09-05-2014, 05:51 PM
once i got past the first stanza the poem came to life with it's depiction of death i think you could do a lot better with the first stanza if you take the route of the rest the poem. for some reason the first seems to be trying to hard to be poetical. all in all a good read. i did see todd's suggestion of losing the first stanza and while i agree that it wouldn't harm the poem i would like to see it replaced so the poem has more depth and continuity.
(09-05-2014, 02:50 PM)makeshift Wrote: Myriads of sprites suck life Myriads of sprites doesn't feel right. use a word like armies or hoards, something that generates a bit of gnoshing and gnashing. not sure life is needed either
from the underbellies of moist deadfall
like farrows crowded beneathÂ
pink mother mounds.
The wind hears the pulse of wooden giants, this line is excellent. it reminds me of the trees in LOTR
and passes the message a long along
to leaves, and clouds, and glass
that peers past facades into the corners is [the needed?]

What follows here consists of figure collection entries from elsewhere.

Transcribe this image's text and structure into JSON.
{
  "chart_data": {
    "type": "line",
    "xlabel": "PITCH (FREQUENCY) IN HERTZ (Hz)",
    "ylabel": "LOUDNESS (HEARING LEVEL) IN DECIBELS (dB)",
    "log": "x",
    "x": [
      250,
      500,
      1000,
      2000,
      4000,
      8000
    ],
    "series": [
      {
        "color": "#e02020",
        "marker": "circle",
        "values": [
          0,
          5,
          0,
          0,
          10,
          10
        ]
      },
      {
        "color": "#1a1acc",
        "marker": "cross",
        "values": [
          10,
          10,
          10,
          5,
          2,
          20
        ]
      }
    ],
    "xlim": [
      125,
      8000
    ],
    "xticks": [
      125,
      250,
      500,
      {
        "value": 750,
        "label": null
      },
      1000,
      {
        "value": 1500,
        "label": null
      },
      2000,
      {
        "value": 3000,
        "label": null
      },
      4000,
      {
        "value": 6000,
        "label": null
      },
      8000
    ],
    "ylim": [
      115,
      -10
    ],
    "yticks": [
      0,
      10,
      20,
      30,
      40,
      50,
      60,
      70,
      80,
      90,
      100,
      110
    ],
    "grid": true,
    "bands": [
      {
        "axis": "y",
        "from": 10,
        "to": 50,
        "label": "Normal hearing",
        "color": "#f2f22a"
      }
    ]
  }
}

of young children's rooms.
Soon teachers will whisper
the hearts out of dirt, excellent. it shows we often lose something of nature as we get older and more educated.
and grass, and children
will forget the wind's words.
A coon succumbs to duality,
but on the way up
his soul gets snagged on a plastic bag, i can't help but see a connection between coon and soul and it's not the connection you intended. is coon short for racoon? if so it would cut away my ambiguity and racist thoughts. though it is a good finishing stanza. the plastic bag/ beer can work well in showing us that these things shouldn't happen and that the environment/nature is important
and his body sinks in to a sun
bleached beer can some one didn't think to throw away.